There is already some suggestion that this is the direction that PGT-P companies are headed. The LifeView PGT-A/PGT-P test is being advertised as improving live birth rates on their partner private equity owned fertility group Ovation Fertility’s website. Genomic Prediction also holds a patent for Assays and Methods for Miscarriage Risk Assessment, which appears to include a patent for polygenic risk scores for predicting whether or not an embryo will result in miscarriage versus a successful pregnancy.

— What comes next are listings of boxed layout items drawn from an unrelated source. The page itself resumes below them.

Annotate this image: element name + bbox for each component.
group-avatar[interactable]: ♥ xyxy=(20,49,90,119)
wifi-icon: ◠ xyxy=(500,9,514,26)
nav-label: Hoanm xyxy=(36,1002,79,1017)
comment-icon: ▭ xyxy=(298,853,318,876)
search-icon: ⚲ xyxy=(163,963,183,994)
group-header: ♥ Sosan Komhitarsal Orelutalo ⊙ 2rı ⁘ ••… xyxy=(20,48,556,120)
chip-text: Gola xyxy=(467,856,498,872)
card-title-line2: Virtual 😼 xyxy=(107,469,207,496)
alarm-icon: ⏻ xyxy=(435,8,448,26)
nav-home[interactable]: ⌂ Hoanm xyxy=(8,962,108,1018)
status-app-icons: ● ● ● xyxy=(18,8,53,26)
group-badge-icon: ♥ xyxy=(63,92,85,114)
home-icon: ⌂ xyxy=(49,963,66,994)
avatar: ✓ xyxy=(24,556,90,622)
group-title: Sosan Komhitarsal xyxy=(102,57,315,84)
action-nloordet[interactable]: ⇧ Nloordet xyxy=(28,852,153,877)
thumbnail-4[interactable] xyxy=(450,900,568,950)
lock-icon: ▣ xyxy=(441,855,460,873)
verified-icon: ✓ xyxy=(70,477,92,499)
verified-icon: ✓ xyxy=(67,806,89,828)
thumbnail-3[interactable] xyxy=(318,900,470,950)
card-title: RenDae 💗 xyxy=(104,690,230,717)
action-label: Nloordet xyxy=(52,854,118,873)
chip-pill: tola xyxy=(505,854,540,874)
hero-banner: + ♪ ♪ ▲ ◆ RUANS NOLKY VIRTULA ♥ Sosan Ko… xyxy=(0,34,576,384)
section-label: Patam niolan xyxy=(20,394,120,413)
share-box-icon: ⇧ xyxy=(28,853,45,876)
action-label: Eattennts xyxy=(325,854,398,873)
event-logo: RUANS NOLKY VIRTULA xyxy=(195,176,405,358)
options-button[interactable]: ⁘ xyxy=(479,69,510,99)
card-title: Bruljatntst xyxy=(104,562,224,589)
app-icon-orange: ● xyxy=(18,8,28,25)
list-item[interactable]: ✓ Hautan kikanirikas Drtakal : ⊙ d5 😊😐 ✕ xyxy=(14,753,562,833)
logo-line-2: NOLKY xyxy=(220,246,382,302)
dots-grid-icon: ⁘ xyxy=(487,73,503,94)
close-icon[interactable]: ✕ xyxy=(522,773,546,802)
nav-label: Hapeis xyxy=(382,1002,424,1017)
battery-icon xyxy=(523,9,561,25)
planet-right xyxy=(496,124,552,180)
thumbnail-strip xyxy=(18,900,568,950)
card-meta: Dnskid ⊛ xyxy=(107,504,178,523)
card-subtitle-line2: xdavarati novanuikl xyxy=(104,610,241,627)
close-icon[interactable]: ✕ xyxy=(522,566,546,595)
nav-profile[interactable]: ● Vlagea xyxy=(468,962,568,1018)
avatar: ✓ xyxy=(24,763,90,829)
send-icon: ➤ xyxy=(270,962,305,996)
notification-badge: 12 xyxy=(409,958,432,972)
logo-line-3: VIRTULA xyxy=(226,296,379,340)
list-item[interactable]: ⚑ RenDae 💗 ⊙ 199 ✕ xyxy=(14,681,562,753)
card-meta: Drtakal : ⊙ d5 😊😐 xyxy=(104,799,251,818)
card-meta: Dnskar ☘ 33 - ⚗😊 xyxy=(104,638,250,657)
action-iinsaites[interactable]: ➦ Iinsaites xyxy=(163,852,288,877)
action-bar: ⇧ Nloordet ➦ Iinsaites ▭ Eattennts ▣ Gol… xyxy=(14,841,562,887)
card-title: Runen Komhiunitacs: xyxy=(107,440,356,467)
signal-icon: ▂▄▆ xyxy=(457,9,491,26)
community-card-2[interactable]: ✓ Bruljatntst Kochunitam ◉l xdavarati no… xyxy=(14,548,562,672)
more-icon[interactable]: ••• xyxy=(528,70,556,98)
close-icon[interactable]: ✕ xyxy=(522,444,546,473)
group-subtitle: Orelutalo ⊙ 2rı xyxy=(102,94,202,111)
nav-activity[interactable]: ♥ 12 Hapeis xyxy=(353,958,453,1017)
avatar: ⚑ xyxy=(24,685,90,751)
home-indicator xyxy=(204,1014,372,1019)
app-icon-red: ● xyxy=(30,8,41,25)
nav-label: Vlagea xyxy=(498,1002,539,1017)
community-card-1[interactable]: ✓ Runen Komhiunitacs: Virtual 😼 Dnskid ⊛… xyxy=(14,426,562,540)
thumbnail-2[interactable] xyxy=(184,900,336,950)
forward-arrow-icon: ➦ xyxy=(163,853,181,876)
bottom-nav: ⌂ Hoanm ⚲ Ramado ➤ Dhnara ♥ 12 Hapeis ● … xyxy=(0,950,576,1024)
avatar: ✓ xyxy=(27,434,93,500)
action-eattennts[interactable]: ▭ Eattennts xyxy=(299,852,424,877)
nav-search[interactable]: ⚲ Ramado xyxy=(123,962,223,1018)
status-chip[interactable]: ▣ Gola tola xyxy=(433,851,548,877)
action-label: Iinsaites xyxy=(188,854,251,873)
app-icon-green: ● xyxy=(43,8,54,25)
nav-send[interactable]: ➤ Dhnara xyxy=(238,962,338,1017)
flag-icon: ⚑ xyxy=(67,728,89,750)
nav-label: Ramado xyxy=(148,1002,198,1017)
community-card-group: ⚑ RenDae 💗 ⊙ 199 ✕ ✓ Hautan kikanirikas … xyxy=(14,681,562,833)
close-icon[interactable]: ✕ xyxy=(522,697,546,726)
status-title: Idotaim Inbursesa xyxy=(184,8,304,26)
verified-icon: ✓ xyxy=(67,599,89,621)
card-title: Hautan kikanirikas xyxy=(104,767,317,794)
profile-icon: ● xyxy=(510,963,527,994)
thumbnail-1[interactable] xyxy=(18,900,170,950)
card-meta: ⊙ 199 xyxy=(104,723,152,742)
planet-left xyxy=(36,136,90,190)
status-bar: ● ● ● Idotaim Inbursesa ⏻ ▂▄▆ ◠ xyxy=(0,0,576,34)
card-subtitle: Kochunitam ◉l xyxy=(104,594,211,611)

If this is successfully marketed and if there continues to be no regulation to require proof of benefit and lack of harm, I think we can expect this testing to be increasingly common. Patients will be hooked by the promise that this testing may help them achieve their hopes of bringing home a baby. And once hooked, they will need to wrestle with the information that these tests claim to provide, predicting the health risks for their imagined children, and not being unable to unknow it once reported and embryos selected or discarded.

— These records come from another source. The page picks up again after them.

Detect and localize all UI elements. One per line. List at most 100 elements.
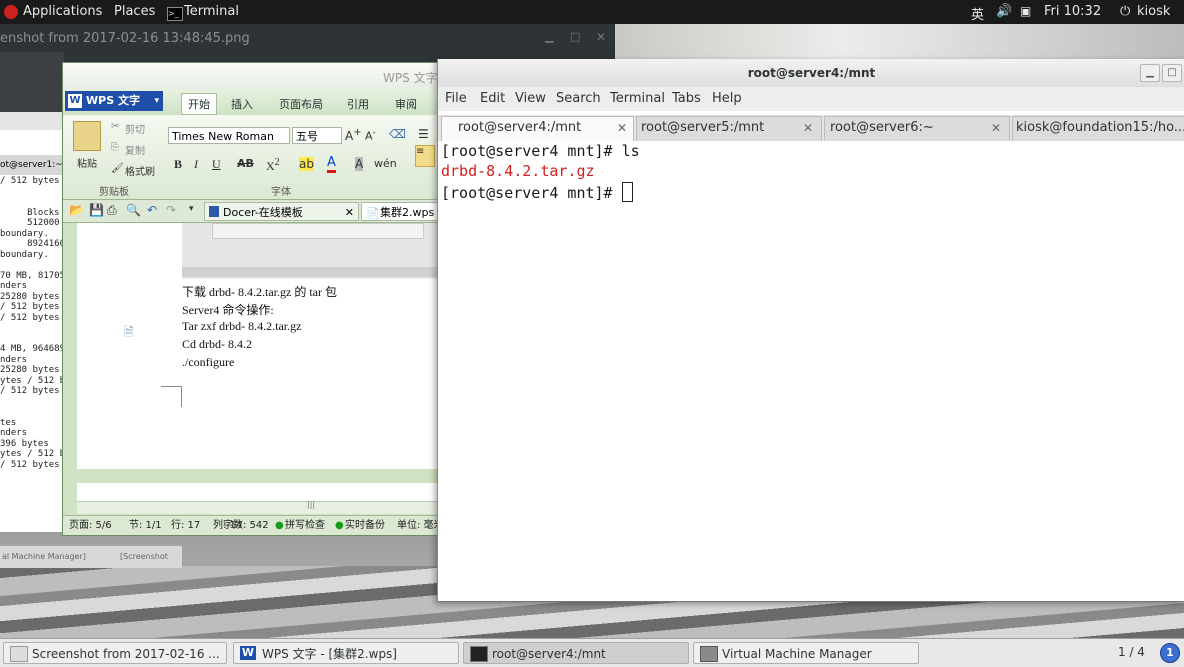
- power-icon[interactable]: ⏻: [1120, 4, 1130, 19]
- print-preview-icon[interactable]: 🔍: [126, 203, 141, 217]
- display-icon[interactable]: ▣: [1020, 4, 1031, 18]
- taskbar-item-terminal[interactable]: root@server4:/mnt: [463, 642, 689, 664]
- tab-docer-templates[interactable]: Docer-在线模板 ✕: [204, 202, 359, 221]
- taskbar-item-screenshot-label: Screenshot from 2017-02-16 ...: [32, 647, 220, 661]
- underline-icon[interactable]: U: [212, 157, 221, 172]
- terminal-prompt-line[interactable]: [root@server4 mnt]#: [441, 182, 633, 202]
- text-cursor: [621, 182, 633, 202]
- bold-icon[interactable]: B: [174, 157, 182, 172]
- shrink-font-icon[interactable]: A-: [365, 127, 376, 143]
- paste-button[interactable]: 粘贴: [77, 155, 97, 170]
- highlight-icon[interactable]: ab: [299, 157, 314, 171]
- menu-file[interactable]: File: [445, 91, 467, 106]
- menu-search[interactable]: Search: [556, 91, 601, 106]
- menu-edit[interactable]: Edit: [480, 91, 505, 106]
- volume-icon[interactable]: 🔊: [996, 4, 1012, 19]
- quick-access-dropdown-icon[interactable]: ▾: [189, 204, 194, 214]
- doc-line-5[interactable]: ./configure: [182, 355, 234, 370]
- terminal-menubar: File Edit View Search Terminal Tabs Help: [438, 87, 1184, 111]
- taskbar-item-vm-manager[interactable]: Virtual Machine Manager: [693, 642, 919, 664]
- horizontal-scrollbar[interactable]: |||: [77, 500, 439, 514]
- clock[interactable]: Fri 10:32: [1044, 4, 1101, 19]
- tab-server6[interactable]: root@server6:~ ✕: [824, 116, 1010, 141]
- copy-button[interactable]: 复制: [125, 142, 145, 157]
- input-method-indicator[interactable]: 英: [971, 4, 984, 23]
- scroll-thumb-grip[interactable]: |||: [307, 500, 315, 509]
- terminal-titlebar[interactable]: root@server4:/mnt ▁ □: [438, 59, 1184, 87]
- wps-logo-icon: W: [68, 94, 82, 108]
- notification-badge[interactable]: 1: [1160, 643, 1180, 663]
- wps-app-menu-button[interactable]: W WPS 文字 ▾: [65, 91, 163, 111]
- strikethrough-icon[interactable]: AB: [237, 157, 254, 170]
- format-painter-button[interactable]: 格式刷: [125, 163, 155, 178]
- font-name-select[interactable]: Times New Roman: [168, 127, 290, 144]
- bullets-icon[interactable]: ☰: [418, 127, 429, 141]
- fedora-logo-icon[interactable]: [4, 5, 18, 19]
- paste-icon[interactable]: [73, 121, 101, 151]
- taskbar-item-screenshot[interactable]: Screenshot from 2017-02-16 ...: [3, 642, 227, 664]
- wps-writer-window[interactable]: WPS 文字 W WPS 文字 ▾ 开始 插入 页面布局 引用 审阅 粘贴 ✂ 剪切…: [62, 62, 440, 536]
- bottom-taskbar: Screenshot from 2017-02-16 ... W WPS 文字 …: [0, 638, 1184, 667]
- next-page[interactable]: [77, 483, 439, 501]
- tab-server5[interactable]: root@server5:/mnt ✕: [636, 116, 822, 141]
- close-icon[interactable]: ✕: [803, 117, 813, 139]
- workspace-indicator[interactable]: 1 / 4: [1118, 645, 1145, 659]
- doc-line-2[interactable]: Server4 命令操作:: [182, 301, 274, 318]
- print-icon[interactable]: ⎙: [107, 203, 117, 218]
- grow-font-icon[interactable]: A+: [345, 127, 362, 143]
- font-size-select[interactable]: 五号: [292, 127, 342, 144]
- viewer-maximize-icon[interactable]: □: [570, 30, 580, 43]
- paragraph-marker-icon[interactable]: 🗎: [124, 323, 134, 344]
- menu-tabs[interactable]: Tabs: [672, 91, 701, 106]
- redo-icon[interactable]: ↷: [166, 203, 176, 217]
- superscript-icon[interactable]: X2: [266, 157, 280, 174]
- tab-references[interactable]: 引用: [347, 96, 369, 112]
- status-backup[interactable]: 实时备份: [345, 516, 385, 535]
- terminal-window[interactable]: root@server4:/mnt ▁ □ File Edit View Sea…: [437, 59, 1184, 602]
- tab-review[interactable]: 审阅: [395, 96, 417, 112]
- doc-line-1[interactable]: 下载 drbd- 8.4.2.tar.gz 的 tar 包: [182, 283, 337, 300]
- close-icon[interactable]: ✕: [345, 203, 354, 222]
- wps-document-area[interactable]: 🗎 下载 drbd- 8.4.2.tar.gz 的 tar 包 Server4 …: [77, 223, 439, 469]
- doc-line-3[interactable]: Tar zxf drbd- 8.4.2.tar.gz: [182, 319, 301, 334]
- viewer-minimize-icon[interactable]: ▁: [545, 30, 553, 43]
- font-color-icon[interactable]: A: [327, 155, 336, 173]
- taskbar-item-wps[interactable]: W WPS 文字 - [集群2.wps]: [233, 642, 459, 664]
- align-left-icon[interactable]: ≡: [415, 145, 435, 167]
- italic-icon[interactable]: I: [194, 157, 198, 172]
- menu-help[interactable]: Help: [712, 91, 742, 106]
- tab-foundation15[interactable]: kiosk@foundation15:/ho...: [1012, 116, 1184, 141]
- tab-page-layout[interactable]: 页面布局: [279, 96, 323, 112]
- cut-button[interactable]: 剪切: [125, 121, 145, 136]
- close-icon[interactable]: ✕: [991, 117, 1001, 139]
- tab-document-label: 集群2.wps: [380, 206, 435, 219]
- undo-icon[interactable]: ↶: [147, 203, 157, 217]
- maximize-icon[interactable]: □: [1162, 64, 1182, 82]
- phonetic-icon[interactable]: wén: [374, 157, 397, 170]
- applications-menu[interactable]: Applications: [23, 4, 102, 19]
- tab-server4[interactable]: root@server4:/mnt ✕: [441, 116, 634, 141]
- bgterm-tab[interactable]: ot@server1:~: [0, 155, 64, 175]
- status-unit[interactable]: 单位: 毫米: [397, 516, 439, 535]
- tab-document-cluster2[interactable]: 📄 集群2.wps: [361, 202, 439, 221]
- user-menu[interactable]: kiosk: [1137, 4, 1170, 19]
- background-terminal-window[interactable]: ot@server1:~ / 512 bytes Blocks 512000 b…: [0, 112, 65, 532]
- vm-manager-strip[interactable]: al Machine Manager] [Screenshot: [0, 545, 182, 568]
- close-icon[interactable]: ✕: [617, 117, 627, 139]
- save-icon[interactable]: 💾: [89, 203, 104, 217]
- doc-line-4[interactable]: Cd drbd- 8.4.2: [182, 337, 252, 352]
- places-menu[interactable]: Places: [114, 4, 155, 19]
- tab-insert[interactable]: 插入: [231, 96, 253, 112]
- char-shading-icon[interactable]: A: [355, 157, 364, 171]
- minimize-icon[interactable]: ▁: [1140, 64, 1160, 82]
- menu-view[interactable]: View: [515, 91, 546, 106]
- tab-home[interactable]: 开始: [181, 93, 217, 115]
- viewer-close-icon[interactable]: ✕: [596, 30, 606, 44]
- spell-check-ok-icon: ●: [275, 520, 284, 531]
- terminal-app-menu[interactable]: Terminal: [184, 4, 239, 19]
- status-spell-check[interactable]: 拼写检查: [285, 516, 325, 535]
- menu-terminal[interactable]: Terminal: [610, 91, 665, 106]
- clear-format-icon[interactable]: ⌫: [389, 127, 406, 141]
- terminal-output[interactable]: [root@server4 mnt]# ls drbd-8.4.2.tar.gz…: [438, 141, 1184, 601]
- open-folder-icon[interactable]: 📂: [69, 203, 84, 217]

Also noted throughout the conference, is that genetic counselors who work for the PGT and ECS companies are often the ones who are consenting patients for these tests and also those who review the results. It seems misguided to think that employees of companies who sell test products are the ones best suited to obtain informed consent; consent that truly is based on a patient’s understanding of the overall benefits, risks, and limitations of these, tests as well as the alternatives (often an alternative being not to do the tests). This is another reason why our work at Genetic Support Foundation is so important. We advocate for genetic counseling that is separate from selling tests. We believe that all patients considering reproductive genetic testing of any kind should have access to independent professionals who are not biased by the profit motives of their employers, even if that bias is subconscious. Avoiding conflict of interest is important in all areas of medicine and genetics, but it is especially crucial in reproductive health.